J’en étais donc à la recherche de ce garçon, qui allait partager ma vie, un complice, un amoureux, un amant, un ami, tout ça "en cachette" dans une première approche…
Les rencontres se succédaient, mais ne débouchaient sur rien de stable, pourtant les garçons que je rencontrais me disaient que je leur plaisais beaucoup, qu’ils me trouvaient sympathique et intelligent (enfin c’est pas moi qui le dit).
Je ne comprenais guère, enfin j’allais y voir clair plus tard, toujours dans le cadre de ma quête brave de la moitié perdue quelque part dans la planète Terre!
C’est en chattant sur le net, que j’ai appris beaucoup de choses.
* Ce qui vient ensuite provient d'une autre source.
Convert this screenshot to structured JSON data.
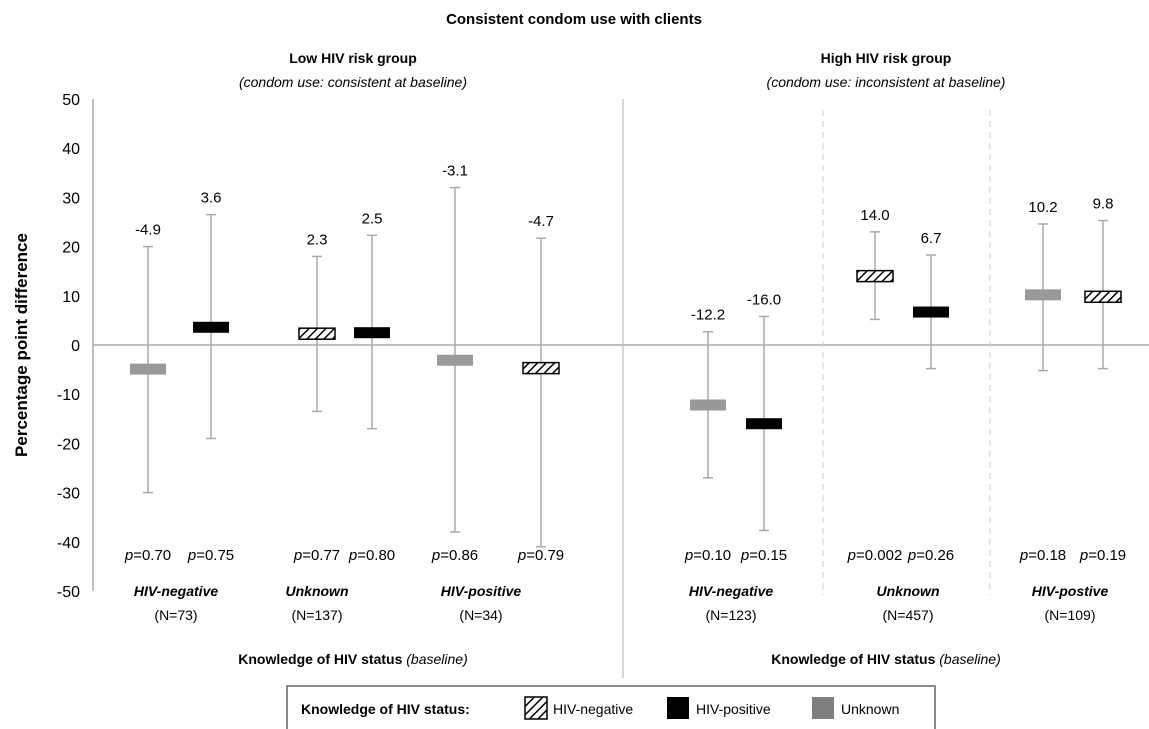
{
  "chart_data": {
    "type": "error-bar",
    "title": "Consistent condom use with clients",
    "ylabel": "Percentage point difference",
    "ylim": [
      -50,
      50
    ],
    "yticks": [
      50,
      40,
      30,
      20,
      10,
      0,
      -10,
      -20,
      -30,
      -40,
      -50
    ],
    "colors": {
      "hiv_negative": "hatched",
      "hiv_positive": "#000000",
      "unknown": "#999999",
      "axis": "#aaaaaa"
    },
    "groups": [
      {
        "title": "Low HIV risk group",
        "subtitle": "(condom use: consistent at baseline)",
        "xlabel_bold": "Knowledge of HIV status",
        "xlabel_italic": "(baseline)",
        "categories": [
          {
            "name": "HIV-negative",
            "n": "(N=73)",
            "points": [
              {
                "series": "Unknown",
                "value": -4.9,
                "label": "-4.9",
                "ci": [
                  -30,
                  20
                ],
                "p": "=0.70"
              },
              {
                "series": "HIV-positive",
                "value": 3.6,
                "label": "3.6",
                "ci": [
                  -19,
                  26.5
                ],
                "p": "=0.75"
              }
            ]
          },
          {
            "name": "Unknown",
            "n": "(N=137)",
            "points": [
              {
                "series": "HIV-negative",
                "value": 2.3,
                "label": "2.3",
                "ci": [
                  -13.5,
                  18
                ],
                "p": "=0.77"
              },
              {
                "series": "HIV-positive",
                "value": 2.5,
                "label": "2.5",
                "ci": [
                  -17,
                  22.3
                ],
                "p": "=0.80"
              }
            ]
          },
          {
            "name": "HIV-positive",
            "n": "(N=34)",
            "points": [
              {
                "series": "Unknown",
                "value": -3.1,
                "label": "-3.1",
                "ci": [
                  -38,
                  32
                ],
                "p": "=0.86"
              },
              {
                "series": "HIV-negative",
                "value": -4.7,
                "label": "-4.7",
                "ci": [
                  -41,
                  21.7
                ],
                "p": "=0.79"
              }
            ]
          }
        ]
      },
      {
        "title": "High HIV risk group",
        "subtitle": "(condom use: inconsistent at baseline)",
        "xlabel_bold": "Knowledge of HIV status",
        "xlabel_italic": "(baseline)",
        "categories": [
          {
            "name": "HIV-negative",
            "n": "(N=123)",
            "points": [
              {
                "series": "Unknown",
                "value": -12.2,
                "label": "-12.2",
                "ci": [
                  -27,
                  2.7
                ],
                "p": "=0.10"
              },
              {
                "series": "HIV-positive",
                "value": -16.0,
                "label": "-16.0",
                "ci": [
                  -37.7,
                  5.8
                ],
                "p": "=0.15"
              }
            ]
          },
          {
            "name": "Unknown",
            "n": "(N=457)",
            "points": [
              {
                "series": "HIV-negative",
                "value": 14.0,
                "label": "14.0",
                "ci": [
                  5.2,
                  23
                ],
                "p": "=0.002"
              },
              {
                "series": "HIV-positive",
                "value": 6.7,
                "label": "6.7",
                "ci": [
                  -4.8,
                  18.3
                ],
                "p": "=0.26"
              }
            ]
          },
          {
            "name": "HIV-postive",
            "n": "(N=109)",
            "points": [
              {
                "series": "Unknown",
                "value": 10.2,
                "label": "10.2",
                "ci": [
                  -5.2,
                  24.6
                ],
                "p": "=0.18"
              },
              {
                "series": "HIV-negative",
                "value": 9.8,
                "label": "9.8",
                "ci": [
                  -4.8,
                  25.3
                ],
                "p": "=0.19"
              }
            ]
          }
        ]
      }
    ],
    "p_prefix": "p",
    "legend": {
      "title": "Knowledge of HIV status:",
      "items": [
        {
          "label": "HIV-negative",
          "series": "HIV-negative"
        },
        {
          "label": "HIV-positive",
          "series": "HIV-positive"
        },
        {
          "label": "Unknown",
          "series": "Unknown"
        }
      ]
    }
  }
}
Je savais enfin qui j’étais : je ne représente qu’un fantasme !
J’en étais réduit au statut d’objet et j’avais des frissons en voyant les amalgames et les schémas mentaux des gens en ce qui concerne les beurs gays !
Entre ceux déçus de savoir que je m’habille BCBG (ben oui, le fameux fantasme lascar, franchement, je "n'assure pas"), ceux surpris que je ne comprenne guère "verlan" et que je n’ai aucun accent de quelconque connotation, voir ceux qui demandaient si j’étais "vicelard sexuellement" ou le bien fameux "macho au lit"…
Et les questions classiques fusaient, "c’est vrai que les beurs sont très bien membrés ?" ou encore, "on dit que les beurs sont les pires des s…… au lit, et toi ?".
Rien de méchant me diriez-vous, mais avec ces personnes on discutait de rencontre pour se connaître et construire quelque chose éventuellement!
Mais le pire, c’était les individus qui me contactaient sur les channels de chat pour me "louer" une notion que j’ai appris grâce à Internet. Que de découvertes !
Enfin, vient la "période des amours", ce n’était pas très gai non plus finalement, mais au moins j’ai pu vivre des émotions fortes et dont je n’essaye de garder que le bon.
Je me souviens de Xavier avec qui c’était plus que fusionnel, l’amour total, je voulais crier au monde mon bonheur pour le partager avec la planète entière.
Trois mois plus tard, dans un moment d’intimité, j’ai eu le malheur de lui demander ce qu’il avait pensé en me voyant la première fois (je l’avais rencontré en chattant sur le net, ben oui je suis timide et Internet ça révolutionne ma vie tous les jours), la réponse à ma question fut si romantique "ben, je me posais des questions quant à l’hygiène chez les arabes"…
Aïe ! Ca fait très mal surtout quand vous faites du "fishing for compliments" ou vous vous attendez à quelconque phrase complaisante !
Je me souviens également de ce bel homme - rencontré dans une boîte - qui m’avait enchanté toute une soirée pendant laquelle nous avions refait le monde alors que les trémoussements des autres ne nous occupait point.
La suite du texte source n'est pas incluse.